I’m thinking that applesauce might be a test of character. Let me back up far enough to explain this.
Our church sits in the middle of our small city, and every Monday evening 150-250 neighbors drop in for supper. These Community Meals are prepared and served by church groups from around the city and the just-outlying areas.
Twice a year our Sunday school class takes its turn. We love to do it. It’s work, but the people who come to eat are gracious and grateful. They enlarge our worlds.
We come up with a menu, divvy up who makes what, and cook most of the food from scratch.
Merle and I had shown up to help serve the meal when my friend Barb came walking toward the tables, carrying a gargantuan steel bowl of applesauce. It was the purest-looking, most glistening, golden applesauce that I have ever seen. I caught her eye and asked if she had made it. “Yes,” she said.
I know this woman can cook, so I bee-lined it to the kitchen area and swiped a spoonful from her back-up containers. Just as I expected, the applesauce was as purely fresh and sparkling to taste as it was to see. This was Eden. This was also the middle of the winter, so she hadn’t just whipped this up on a whim.
“Well,” I spluttered to Barb, “if I had made such extraordinarily flavorful applesauce, I’d have stashed it in my freezer and dribbled it out on special occasions for me and my most-loved ones.”
“Oh, I made some for us, too, but I made this batch especially for tonight,” she told me.
So with my hoarding, squirreling-away tendencies exposed, I asked Barb how she managed to produce this crystal-clear, heavenly-tasting sauce.
“I go to a local orchard at the end of August or early September [That would be NOW, folks!], and I ask for the sweetest apples that they have left. Usually I end up getting a mixture of varieties.
“Apples tend to be sweeter later in the summer. And I don’t want to add sugar.
“I’ve learned that a half-bushel of apples makes about 150 servings of applesauce, so that’s what I buy.
“Then I wash the apples well, cut them in half, and take out the blossom ends and the stems. I don’t worry about the cores, and I don’t peel the apples. The strainer I put them through after cooking them soft takes care of all that.
“I cook them in batches in a good-sized stockpot. All I add is an inch of water.”

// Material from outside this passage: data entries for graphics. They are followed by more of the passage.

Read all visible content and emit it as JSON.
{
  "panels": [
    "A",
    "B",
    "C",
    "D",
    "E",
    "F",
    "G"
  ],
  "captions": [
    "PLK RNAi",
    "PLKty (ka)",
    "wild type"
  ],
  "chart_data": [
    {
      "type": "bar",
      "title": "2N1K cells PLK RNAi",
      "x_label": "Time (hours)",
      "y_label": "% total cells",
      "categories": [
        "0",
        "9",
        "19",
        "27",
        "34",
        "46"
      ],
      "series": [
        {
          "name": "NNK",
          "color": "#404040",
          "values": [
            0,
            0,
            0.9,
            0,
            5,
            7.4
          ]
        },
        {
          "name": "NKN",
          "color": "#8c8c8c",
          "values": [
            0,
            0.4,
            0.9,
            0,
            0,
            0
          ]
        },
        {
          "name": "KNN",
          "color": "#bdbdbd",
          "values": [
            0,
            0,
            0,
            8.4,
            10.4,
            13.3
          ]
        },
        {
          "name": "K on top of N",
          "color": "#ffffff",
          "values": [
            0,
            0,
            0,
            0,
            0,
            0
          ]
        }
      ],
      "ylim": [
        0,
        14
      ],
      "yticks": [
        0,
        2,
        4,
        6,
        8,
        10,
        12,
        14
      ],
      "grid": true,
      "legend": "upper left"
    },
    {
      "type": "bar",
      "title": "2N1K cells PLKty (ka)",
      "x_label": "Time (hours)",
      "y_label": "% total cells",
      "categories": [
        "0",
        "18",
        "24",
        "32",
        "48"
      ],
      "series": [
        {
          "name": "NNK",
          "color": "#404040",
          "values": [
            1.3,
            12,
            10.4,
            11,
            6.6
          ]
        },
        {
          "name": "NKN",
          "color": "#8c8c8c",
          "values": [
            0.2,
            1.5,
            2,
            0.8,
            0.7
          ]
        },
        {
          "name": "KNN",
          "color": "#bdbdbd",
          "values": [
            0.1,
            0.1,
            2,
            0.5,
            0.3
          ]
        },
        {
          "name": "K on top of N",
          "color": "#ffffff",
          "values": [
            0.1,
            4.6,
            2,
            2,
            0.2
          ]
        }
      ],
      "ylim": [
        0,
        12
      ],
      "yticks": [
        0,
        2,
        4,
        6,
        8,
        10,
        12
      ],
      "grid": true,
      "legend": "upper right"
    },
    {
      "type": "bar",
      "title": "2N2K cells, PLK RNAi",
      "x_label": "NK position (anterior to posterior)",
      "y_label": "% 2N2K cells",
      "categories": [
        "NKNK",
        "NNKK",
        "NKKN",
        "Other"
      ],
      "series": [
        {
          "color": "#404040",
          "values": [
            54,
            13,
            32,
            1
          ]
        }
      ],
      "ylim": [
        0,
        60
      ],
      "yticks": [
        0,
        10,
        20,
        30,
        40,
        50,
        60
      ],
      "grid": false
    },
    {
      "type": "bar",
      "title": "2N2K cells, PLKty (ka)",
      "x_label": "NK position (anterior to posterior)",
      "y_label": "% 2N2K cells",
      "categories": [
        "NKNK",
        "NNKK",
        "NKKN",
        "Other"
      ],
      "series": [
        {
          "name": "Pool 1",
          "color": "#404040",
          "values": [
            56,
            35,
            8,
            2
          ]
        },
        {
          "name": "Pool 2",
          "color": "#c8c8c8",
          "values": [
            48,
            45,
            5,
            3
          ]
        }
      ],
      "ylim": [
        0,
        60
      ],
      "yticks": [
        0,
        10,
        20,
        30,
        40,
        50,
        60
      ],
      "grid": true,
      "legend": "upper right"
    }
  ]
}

Barb boxes the luscious sauce and sticks it in the freezer—until she brings it out in mid-winter and blesses the rest of us with her quiet generosity and this exquisitely natural goodness. “Homemade applesauce is just better than bought,” she says matter-of-factly.
Here’s an easy slow-cooker approach to making your own applesauce. Go get some late-summer apples and skip the sugar completely.

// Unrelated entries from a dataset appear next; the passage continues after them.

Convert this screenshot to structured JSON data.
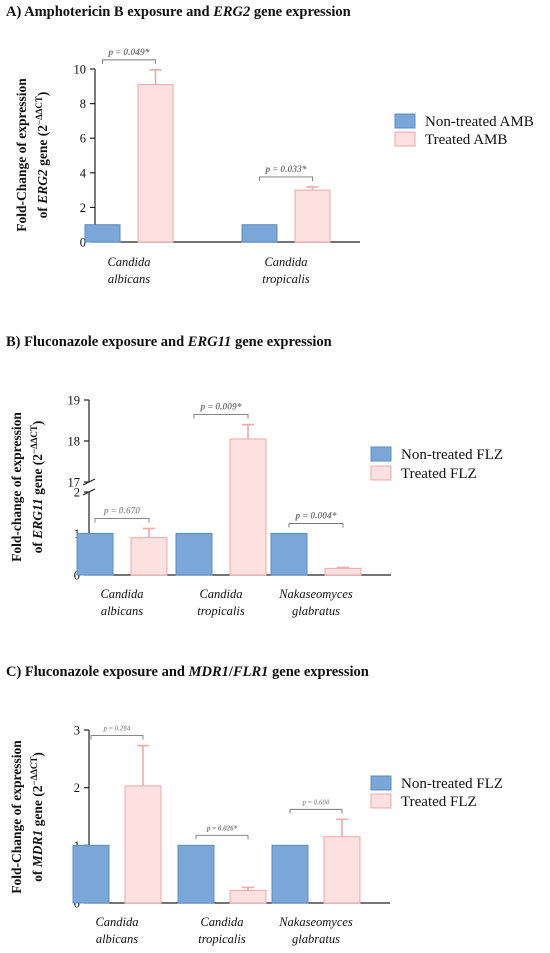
{
  "panels": {
    "a": {
      "title_prefix": "A) Amphotericin B exposure and ",
      "title_gene": "ERG2",
      "title_suffix": " gene expression"
    },
    "b": {
      "title_prefix": "B) Fluconazole exposure and ",
      "title_gene": "ERG11",
      "title_suffix": " gene expression"
    },
    "c": {
      "title_prefix": "C) Fluconazole exposure and ",
      "title_gene1": "MDR1",
      "title_sep": "/",
      "title_gene2": "FLR1",
      "title_suffix": " gene expression"
    }
  },
  "colors": {
    "nontreated_fill": "#7ba7d8",
    "nontreated_stroke": "#5b8cc4",
    "treated_fill": "#fde0e0",
    "treated_stroke": "#f0a8a8",
    "axis": "#222222",
    "bracket": "#777777",
    "pval_sig": "#777777",
    "pval_ns": "#9a9a9a"
  },
  "chart_data": [
    {
      "type": "bar",
      "ylabel_line1": "Fold-Change of expression",
      "ylabel_gene": "ERG2",
      "ylabel_line2_suffix": " gene (2",
      "ylabel_sup": "−ΔΔCT",
      "ylabel_close": ")",
      "categories": [
        [
          "Candida",
          "albicans"
        ],
        [
          "Candida",
          "tropicalis"
        ]
      ],
      "series": [
        {
          "name": "Non-treated AMB",
          "values": [
            1.0,
            1.0
          ],
          "errors": [
            0,
            0
          ]
        },
        {
          "name": "Treated AMB",
          "values": [
            9.1,
            3.0
          ],
          "errors": [
            0.85,
            0.18
          ]
        }
      ],
      "pvalues": [
        "p = 0.049*",
        "p = 0.033*"
      ],
      "pvalue_significant": [
        true,
        true
      ],
      "ylim": [
        0,
        10
      ],
      "yticks": [
        0,
        2,
        4,
        6,
        8,
        10
      ]
    },
    {
      "type": "bar",
      "ylabel_line1": "Fold-change of expression",
      "ylabel_gene": "ERG11",
      "ylabel_line2_suffix": " gene (2",
      "ylabel_sup": "−ΔΔCT",
      "ylabel_close": ")",
      "categories": [
        [
          "Candida",
          "albicans"
        ],
        [
          "Candida",
          "tropicalis"
        ],
        [
          "Nakaseomyces",
          "glabratus"
        ]
      ],
      "series": [
        {
          "name": "Non-treated FLZ",
          "values": [
            1.0,
            1.0,
            1.0
          ],
          "errors": [
            0,
            0,
            0
          ]
        },
        {
          "name": "Treated FLZ",
          "values": [
            0.9,
            18.05,
            0.16
          ],
          "errors": [
            0.22,
            0.35,
            0.02
          ]
        }
      ],
      "pvalues": [
        "p = 0.670",
        "p = 0.009*",
        "p = 0.004*"
      ],
      "pvalue_significant": [
        false,
        true,
        true
      ],
      "axis_break": {
        "lower_range": [
          0,
          2
        ],
        "upper_range": [
          17,
          19
        ]
      },
      "yticks_lower": [
        0,
        1,
        2
      ],
      "yticks_upper": [
        17,
        18,
        19
      ]
    },
    {
      "type": "bar",
      "ylabel_line1": "Fold-Change of expression",
      "ylabel_gene": "MDR1",
      "ylabel_line2_suffix": " gene (2",
      "ylabel_sup": "−ΔΔCT",
      "ylabel_close": ")",
      "categories": [
        [
          "Candida",
          "albicans"
        ],
        [
          "Candida",
          "tropicalis"
        ],
        [
          "Nakaseomyces",
          "glabratus"
        ]
      ],
      "series": [
        {
          "name": "Non-treated FLZ",
          "values": [
            1.0,
            1.0,
            1.0
          ],
          "errors": [
            0,
            0,
            0
          ]
        },
        {
          "name": "Treated FLZ",
          "values": [
            2.03,
            0.22,
            1.15
          ],
          "errors": [
            0.7,
            0.05,
            0.3
          ]
        }
      ],
      "pvalues": [
        "p = 0.284",
        "p = 0.026*",
        "p = 0.600"
      ],
      "pvalue_significant": [
        false,
        true,
        false
      ],
      "ylim": [
        0,
        3
      ],
      "yticks": [
        0,
        1,
        2,
        3
      ]
    }
  ]
}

Note: If you want a smooth, finely grained sauce, you can drop peeling the apples (in contrast to what the recipe below says), and after they’re fully cooked, run them through a food press or strainer.

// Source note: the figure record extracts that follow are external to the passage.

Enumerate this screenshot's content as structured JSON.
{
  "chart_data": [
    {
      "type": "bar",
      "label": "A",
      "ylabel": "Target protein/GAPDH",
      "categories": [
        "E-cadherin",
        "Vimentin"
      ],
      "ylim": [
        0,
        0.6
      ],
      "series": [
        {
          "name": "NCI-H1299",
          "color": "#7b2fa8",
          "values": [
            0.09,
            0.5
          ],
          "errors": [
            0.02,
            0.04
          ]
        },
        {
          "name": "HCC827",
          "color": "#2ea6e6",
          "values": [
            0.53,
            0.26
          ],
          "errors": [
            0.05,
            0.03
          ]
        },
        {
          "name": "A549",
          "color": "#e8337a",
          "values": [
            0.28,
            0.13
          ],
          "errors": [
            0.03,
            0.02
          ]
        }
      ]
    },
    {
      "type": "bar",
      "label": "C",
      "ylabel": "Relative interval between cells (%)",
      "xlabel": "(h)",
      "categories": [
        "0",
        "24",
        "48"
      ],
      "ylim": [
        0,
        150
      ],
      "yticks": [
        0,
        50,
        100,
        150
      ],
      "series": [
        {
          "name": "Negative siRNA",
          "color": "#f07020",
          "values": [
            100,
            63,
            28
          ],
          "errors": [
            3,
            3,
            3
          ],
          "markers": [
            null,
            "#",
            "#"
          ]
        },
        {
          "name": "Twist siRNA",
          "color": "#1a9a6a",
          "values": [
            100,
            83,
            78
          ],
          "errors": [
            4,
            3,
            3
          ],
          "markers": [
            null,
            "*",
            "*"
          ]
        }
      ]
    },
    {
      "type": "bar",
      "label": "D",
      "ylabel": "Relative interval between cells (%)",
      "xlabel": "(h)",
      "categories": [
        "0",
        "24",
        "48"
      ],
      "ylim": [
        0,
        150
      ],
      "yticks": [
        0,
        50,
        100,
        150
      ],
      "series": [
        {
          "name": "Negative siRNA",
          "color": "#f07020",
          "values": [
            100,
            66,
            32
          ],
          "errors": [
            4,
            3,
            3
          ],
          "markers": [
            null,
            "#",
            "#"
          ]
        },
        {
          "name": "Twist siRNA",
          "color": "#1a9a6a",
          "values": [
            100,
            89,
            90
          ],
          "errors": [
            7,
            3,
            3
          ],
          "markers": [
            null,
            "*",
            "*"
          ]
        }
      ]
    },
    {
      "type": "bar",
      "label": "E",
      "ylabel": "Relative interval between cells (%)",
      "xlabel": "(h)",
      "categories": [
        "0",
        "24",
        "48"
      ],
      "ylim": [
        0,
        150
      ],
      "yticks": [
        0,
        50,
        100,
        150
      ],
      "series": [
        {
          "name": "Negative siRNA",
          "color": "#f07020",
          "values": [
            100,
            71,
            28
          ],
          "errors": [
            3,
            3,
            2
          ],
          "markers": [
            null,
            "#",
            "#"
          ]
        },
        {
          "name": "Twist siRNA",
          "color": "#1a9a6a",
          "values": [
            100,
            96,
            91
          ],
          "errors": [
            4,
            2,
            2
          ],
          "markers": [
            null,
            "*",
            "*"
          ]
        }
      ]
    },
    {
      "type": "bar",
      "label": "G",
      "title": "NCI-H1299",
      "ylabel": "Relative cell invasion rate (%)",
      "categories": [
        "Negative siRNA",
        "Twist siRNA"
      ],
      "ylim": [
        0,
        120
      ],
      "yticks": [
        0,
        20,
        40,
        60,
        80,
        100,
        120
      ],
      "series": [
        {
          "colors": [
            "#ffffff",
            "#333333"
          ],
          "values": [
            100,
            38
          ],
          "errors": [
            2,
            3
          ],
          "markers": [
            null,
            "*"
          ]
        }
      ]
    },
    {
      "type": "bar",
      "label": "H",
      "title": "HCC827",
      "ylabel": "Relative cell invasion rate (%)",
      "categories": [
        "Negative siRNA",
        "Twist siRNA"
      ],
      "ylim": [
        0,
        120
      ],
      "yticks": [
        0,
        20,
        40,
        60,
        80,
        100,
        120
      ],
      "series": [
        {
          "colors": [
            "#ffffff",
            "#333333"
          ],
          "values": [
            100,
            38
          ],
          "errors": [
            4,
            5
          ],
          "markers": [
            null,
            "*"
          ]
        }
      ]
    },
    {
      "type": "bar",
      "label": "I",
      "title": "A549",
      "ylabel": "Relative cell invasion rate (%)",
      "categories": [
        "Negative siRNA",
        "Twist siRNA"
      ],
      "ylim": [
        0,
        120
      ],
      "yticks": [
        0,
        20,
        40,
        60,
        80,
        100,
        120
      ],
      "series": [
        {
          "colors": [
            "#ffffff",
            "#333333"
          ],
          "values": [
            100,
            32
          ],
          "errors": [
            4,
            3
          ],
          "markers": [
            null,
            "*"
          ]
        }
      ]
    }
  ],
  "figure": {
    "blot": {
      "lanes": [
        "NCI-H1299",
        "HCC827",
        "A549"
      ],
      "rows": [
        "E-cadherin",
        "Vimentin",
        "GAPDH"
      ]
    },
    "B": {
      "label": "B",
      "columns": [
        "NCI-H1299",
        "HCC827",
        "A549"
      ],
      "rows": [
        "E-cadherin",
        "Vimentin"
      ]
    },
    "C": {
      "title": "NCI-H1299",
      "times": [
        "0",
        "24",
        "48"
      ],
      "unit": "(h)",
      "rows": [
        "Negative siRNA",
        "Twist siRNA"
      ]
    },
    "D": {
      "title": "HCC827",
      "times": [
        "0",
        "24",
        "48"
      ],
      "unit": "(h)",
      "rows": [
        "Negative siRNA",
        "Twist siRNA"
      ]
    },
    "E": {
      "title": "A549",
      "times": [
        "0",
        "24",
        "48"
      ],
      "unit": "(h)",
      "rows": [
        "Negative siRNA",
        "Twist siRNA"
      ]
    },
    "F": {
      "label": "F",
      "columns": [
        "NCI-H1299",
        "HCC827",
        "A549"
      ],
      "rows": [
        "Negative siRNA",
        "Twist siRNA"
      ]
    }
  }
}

Fix-It and Forget-It 5-ingredient favorites, pg. 246
Makes 6-8 servings
Prep Time: 15-20 minutes
Cooking Time: 4½-6½ hours
Ideal slow cooker size: 3- to 4-quart
8-10 medium sized cooking apples, peeled, cored, and diced
½ cup water
scant ½-3/4 cup sugar, according to the kind of apples you use, optional
½-1 tsp. cinnamon, optional
1. In slow cooker, combine apples and water.
2. Cover and cook on Low 4-6 hours, or until apples are very soft.
3. Add sugar and cinnamon if you wish (or reserve the cinnamon and sprinkle over finished sauce), and cook on Low another 30 minutes.
4. Sprinkle with cinnamon at serving time if you wish (unless you’ve already added it in Step 3).
Tip: This applesauce will be slightly chunky. If you prefer a smoother sauce, puree or sieve the apples after they’ve been cooked.